Goodwin demonstrates how important Lincoln was to the cause of what was right, painting a vivid picture of what he accomplished in office, of what he was carefully working toward after the Civil War, and of why the man himself was desperately needed. And then they killed him. When she described what happened that awful night in Ford’s Theatre and across the city, I felt like I was there, and for the first time I understood the scope of the disaster and how it affects me even now. I didn’t expect her history to make me weep, but it did – because Goodwin made me feel its weight.

Sometimes a book prods you to grieve with its characters. You’re immersed in the story, so much so that you feel what they’re feeling. When a beloved character experiences loss – of someone they love, of a friendship, of their innocence – you feel their pain. When he grieves, you grieve with him. Sometimes you grieve the characters themselves; they die, you feel like you’ve lost a friend, and you weep.

…I don’t relish crying over a book, but I’ll say this; it’s not easy to earn a reader’s tears – and if an author writes well enough to earn mine, I’m in.

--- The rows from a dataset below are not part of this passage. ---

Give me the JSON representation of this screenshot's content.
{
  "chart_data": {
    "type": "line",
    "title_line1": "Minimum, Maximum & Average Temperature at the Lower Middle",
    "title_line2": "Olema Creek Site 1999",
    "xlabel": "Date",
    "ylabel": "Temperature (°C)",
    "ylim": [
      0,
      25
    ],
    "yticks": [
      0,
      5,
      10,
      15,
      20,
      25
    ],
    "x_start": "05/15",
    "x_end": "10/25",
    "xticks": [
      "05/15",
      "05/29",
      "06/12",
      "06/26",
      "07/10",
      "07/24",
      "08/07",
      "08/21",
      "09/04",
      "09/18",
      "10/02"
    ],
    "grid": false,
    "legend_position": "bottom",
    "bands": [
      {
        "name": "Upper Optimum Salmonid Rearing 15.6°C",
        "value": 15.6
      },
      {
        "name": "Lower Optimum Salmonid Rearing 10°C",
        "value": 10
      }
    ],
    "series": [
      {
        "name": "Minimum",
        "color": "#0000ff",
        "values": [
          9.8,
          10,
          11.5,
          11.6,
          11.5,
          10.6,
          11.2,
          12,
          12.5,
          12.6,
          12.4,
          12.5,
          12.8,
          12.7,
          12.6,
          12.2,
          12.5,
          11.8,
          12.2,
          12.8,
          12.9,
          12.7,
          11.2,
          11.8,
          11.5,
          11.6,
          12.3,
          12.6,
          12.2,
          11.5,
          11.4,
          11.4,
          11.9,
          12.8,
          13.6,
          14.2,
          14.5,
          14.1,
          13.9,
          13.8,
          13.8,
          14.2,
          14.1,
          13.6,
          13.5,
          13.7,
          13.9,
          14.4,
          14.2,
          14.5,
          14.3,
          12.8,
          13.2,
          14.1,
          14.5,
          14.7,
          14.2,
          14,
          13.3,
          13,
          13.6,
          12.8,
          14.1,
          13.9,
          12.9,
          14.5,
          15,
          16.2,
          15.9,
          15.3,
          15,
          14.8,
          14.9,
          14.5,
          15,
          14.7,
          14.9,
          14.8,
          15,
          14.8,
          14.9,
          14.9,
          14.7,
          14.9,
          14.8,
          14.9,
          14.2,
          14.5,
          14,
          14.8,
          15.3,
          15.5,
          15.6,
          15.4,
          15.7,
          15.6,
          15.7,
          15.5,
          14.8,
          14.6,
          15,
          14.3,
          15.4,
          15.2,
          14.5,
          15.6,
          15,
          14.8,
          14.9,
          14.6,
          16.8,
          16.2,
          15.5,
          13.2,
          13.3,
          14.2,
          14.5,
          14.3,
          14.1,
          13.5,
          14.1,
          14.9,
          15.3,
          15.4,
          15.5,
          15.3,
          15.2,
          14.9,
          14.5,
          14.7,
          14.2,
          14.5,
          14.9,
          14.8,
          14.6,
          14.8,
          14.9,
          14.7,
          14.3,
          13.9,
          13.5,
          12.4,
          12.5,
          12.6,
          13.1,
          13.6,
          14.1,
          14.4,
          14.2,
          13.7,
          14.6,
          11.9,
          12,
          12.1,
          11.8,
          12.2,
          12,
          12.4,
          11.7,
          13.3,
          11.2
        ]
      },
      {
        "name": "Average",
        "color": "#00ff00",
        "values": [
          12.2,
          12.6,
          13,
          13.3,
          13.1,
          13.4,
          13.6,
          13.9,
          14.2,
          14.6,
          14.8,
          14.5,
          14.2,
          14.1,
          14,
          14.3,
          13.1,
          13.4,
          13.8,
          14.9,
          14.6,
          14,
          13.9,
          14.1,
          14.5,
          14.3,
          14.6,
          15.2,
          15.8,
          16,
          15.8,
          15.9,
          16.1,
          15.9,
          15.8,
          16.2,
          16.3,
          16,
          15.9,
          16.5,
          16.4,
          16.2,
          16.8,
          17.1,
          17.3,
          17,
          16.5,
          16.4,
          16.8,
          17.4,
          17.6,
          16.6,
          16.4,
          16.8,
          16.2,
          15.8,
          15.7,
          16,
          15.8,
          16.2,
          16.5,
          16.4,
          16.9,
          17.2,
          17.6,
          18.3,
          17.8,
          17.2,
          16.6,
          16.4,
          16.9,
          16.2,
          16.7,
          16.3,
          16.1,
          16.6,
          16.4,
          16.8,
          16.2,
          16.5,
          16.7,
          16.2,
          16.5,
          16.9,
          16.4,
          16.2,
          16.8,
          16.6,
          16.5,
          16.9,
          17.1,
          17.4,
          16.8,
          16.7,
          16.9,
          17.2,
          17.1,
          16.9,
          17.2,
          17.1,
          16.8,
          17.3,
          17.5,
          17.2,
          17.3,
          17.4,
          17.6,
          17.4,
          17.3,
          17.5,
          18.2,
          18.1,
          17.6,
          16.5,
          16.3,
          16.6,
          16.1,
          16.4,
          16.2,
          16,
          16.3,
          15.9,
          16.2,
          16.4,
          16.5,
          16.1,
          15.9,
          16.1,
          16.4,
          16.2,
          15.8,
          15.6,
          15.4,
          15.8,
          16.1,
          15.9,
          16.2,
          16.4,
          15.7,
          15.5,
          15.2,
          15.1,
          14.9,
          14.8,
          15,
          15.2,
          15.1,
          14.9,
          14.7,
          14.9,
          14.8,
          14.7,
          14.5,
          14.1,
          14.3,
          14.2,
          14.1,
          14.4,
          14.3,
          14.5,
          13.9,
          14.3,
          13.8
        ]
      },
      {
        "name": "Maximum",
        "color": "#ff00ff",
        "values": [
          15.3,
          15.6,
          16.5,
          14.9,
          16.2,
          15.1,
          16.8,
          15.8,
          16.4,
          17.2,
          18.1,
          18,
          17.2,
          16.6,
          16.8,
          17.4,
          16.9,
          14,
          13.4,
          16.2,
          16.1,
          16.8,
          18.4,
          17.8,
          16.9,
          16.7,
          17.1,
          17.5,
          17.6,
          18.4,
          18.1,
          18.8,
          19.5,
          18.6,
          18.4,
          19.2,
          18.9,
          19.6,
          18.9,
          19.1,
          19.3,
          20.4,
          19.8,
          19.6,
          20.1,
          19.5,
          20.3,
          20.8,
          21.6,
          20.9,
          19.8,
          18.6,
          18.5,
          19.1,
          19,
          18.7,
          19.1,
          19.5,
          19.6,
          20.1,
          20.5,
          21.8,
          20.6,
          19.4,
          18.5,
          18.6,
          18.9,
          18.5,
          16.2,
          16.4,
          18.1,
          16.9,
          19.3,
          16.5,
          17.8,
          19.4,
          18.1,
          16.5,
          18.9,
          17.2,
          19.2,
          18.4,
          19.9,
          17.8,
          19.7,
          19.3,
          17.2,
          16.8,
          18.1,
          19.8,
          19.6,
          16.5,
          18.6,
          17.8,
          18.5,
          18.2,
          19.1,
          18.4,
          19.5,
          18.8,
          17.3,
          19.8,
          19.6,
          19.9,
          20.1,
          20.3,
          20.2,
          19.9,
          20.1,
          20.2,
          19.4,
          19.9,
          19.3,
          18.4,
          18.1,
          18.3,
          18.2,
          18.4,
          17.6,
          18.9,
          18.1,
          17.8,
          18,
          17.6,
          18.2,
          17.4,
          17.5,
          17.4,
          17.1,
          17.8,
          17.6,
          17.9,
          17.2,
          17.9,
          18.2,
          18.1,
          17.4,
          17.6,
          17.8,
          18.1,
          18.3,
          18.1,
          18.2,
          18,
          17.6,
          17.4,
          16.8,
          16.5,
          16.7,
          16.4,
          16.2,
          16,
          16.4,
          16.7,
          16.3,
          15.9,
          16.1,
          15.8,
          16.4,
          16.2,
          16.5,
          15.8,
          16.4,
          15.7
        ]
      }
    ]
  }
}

Pass the tissues. It’s time to read.

rather-be-reading-bogel-2018Taken from a new summer read I recently bought at Baker Book House. In I’d Rather Be Reading: The Delights and Dilemmas of the Reading Life, lifetime reader Anne Bogel reflects on the paradoxes of readers and bibliophiles like herself. The chapters are short and packed with great insights and encouragements about the literary life – the highs and lows, the tears and triumphs of reading.

The above quotation is taken from her third chapter, “I’m Begging You to Break My Heart” (pp.32-36).

If you think this is only a woman’s reaction, think again. Men can and do experience such emotions through reading too, even if we don’t want to admit it. Just this weekend I was brought to tears through reading a section of Hillbilly Elegy by J. D. Vance (a powerful section where he treats the death of his “Mamaw” [grandma] who had had such a profound influence on him.) Ah, yes, the power of words and stories are great, and it is part of the experience of reading to be taken in by them.